QUARTA-FEIRA DE CINZAS E QUARESMA

A reprovação destes ritos pela Igreja Presbiteriana não justifica nosso desconhecimento de seus significados para os que aprovam. As cinzas fazem parte dos sacrifícios cruentos desde os primórdios da história da religião. Na tradição hebraica, em particular, as cinzas do altar das ofertas queimadas, nos dias de grande festividade, podiam acumular-se para serem retiradas no dia seguinte somente por um sacerdote escolhido para fazer o trabalho.  Uma espécie de lixívia era feita com as cinzas da novilha sacrificada e usada para as purificações cerimoniais (Nm 19.17,18). As cinzas resultantes de holocaustos especiais eram guardadas e misturadas com água corrente, para purificação das poluções e como sinal de jejum (Is 58.5; Jn 3.6).
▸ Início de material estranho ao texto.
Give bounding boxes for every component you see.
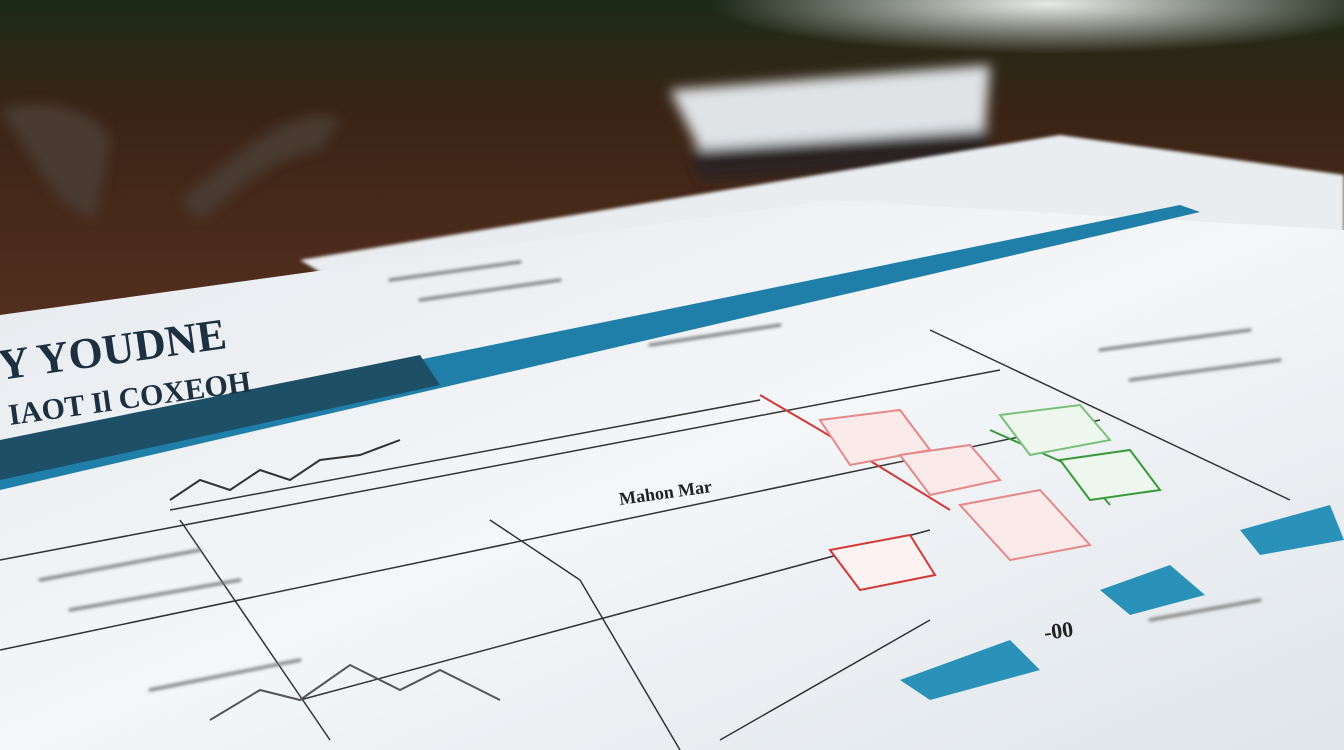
color-coded-table: [759, 394, 1162, 592]
sketch-line-chart: [169, 439, 501, 721]
dark-header-band: [0, 355, 440, 480]
annotation-text: -00: [1042, 616, 1075, 645]
body-text-lines: [38, 260, 1282, 692]
paper-sheet: [0, 200, 1344, 750]
teal-blocks: [900, 505, 1344, 700]
blue-header-band: [0, 205, 1200, 490]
As Escrituras nos oferecem alguns usos figurados da cinza, vejamos alguns:

1. A fragilidade humana (Gn 18.27). 2. A humilhação (Et 4.1; Jn 3.6; Mt 11.21; Lc 10.13). 3. Assentar-se sobre cinzas era sinal de lamentação e luto (Jó 1.8; Lm 3.16; Ez 27.30). A lamentação também era indicada pelo ato de lançar cinzas sobre a própria cabeça (2Sm 3.10; Is 41.3) 4. Alimentar-se de cinzas, misturando-as com o próprio alimento, representava a tristeza (Sl 102.9). Porém, em Isaías 45.20, aparentemente denota o labor que resulta em nada, porque não há nutrientes nas cinzas. 5. Total destruição (Ez 28.18; 2Pe 2.6). 6. Indignidade (Gn 18.27). 7. Redução dos inimigos a nada (Ml 4.3).

No cristianismo o uso das cinzas teve seu início com Tertuliano (155-222 d.C.) O grande escritor e sacerdote do II e III séculos usava as cinzas nas cerimônias públicas de penitência. Os penitentes punham cinzas sobre suas cabeças e ficavam à porta dos templos, esperando readmissão à comunhão. Isso haveria de evoluir para tornar-se a formal “Quarta-feira de Cinzas”, largamente observada pela cristandade Católica Romana.

A “Quarta-feira de Cinzas” tem o seu lugar como o primeiro dia do período da “Quaresma”. O dia resume a prática antiga, como já vimos, de aspergir cinzas sobre as cabeças dos penitentes, visando restaurá-los à comunhão na Páscoa. Essa aspersão finalmente passou a ser dada à congregação reunida. O missal contém um culto para a bênção das cinzas, que seria um sinal de humilhação, contrição e lamento (Dn 9.3; Mt 11.21; Is 61.3).  

A “Quaresma” é o nome dado ao período de quarenta dias que precedem a Páscoa. É conhecido também como o jejum pré-pascal. No começo esse jejum era da décima parte de um ano, mas depois se foi ampliando até chegar aos quarenta dias. Algumas Igrejas Católicas e Anglicanas destinam este período à preparação para o batismo e para a penitência pública por parte dos candidatos ao batismo por ocasião da Páscoa. Durante esse período as Igrejas dedicam todas as sextas-feiras em memória da morte de Cristo. [Cf. Catecismo da Igreja Católica, cap. II, § 1438]

O rito da “Quarta-feira de Cinzas” e da “Quaresma” não resistiu ao rigor bíblico da Reforma Protestante do século XVI.  Embora as cinzas e o número quarenta ocupem seu lugar nas Escrituras, não passam de sombras diante da materialidade de Jesus Cristo e sua obra (Cl 2.17). A observância desses dias e de suas respectivas práticas com o propósito simbólico de purificação e preparação através da penitência não tem lugar no cristianismo bíblico. Paulo é bastante claro quando fala contra o cerimonialismo e sua prática: “… Pois que todas estas coisas, com o uso se destroem. Tais coisas, com efeito, tem aparência de sabedoria, como culto a si mesmo, e de falsa humildade, e de rigor ascético; todavia, não tem valor algum …” (Cl 2.22,23). Rev. Ronaldo Bandeira Henriques.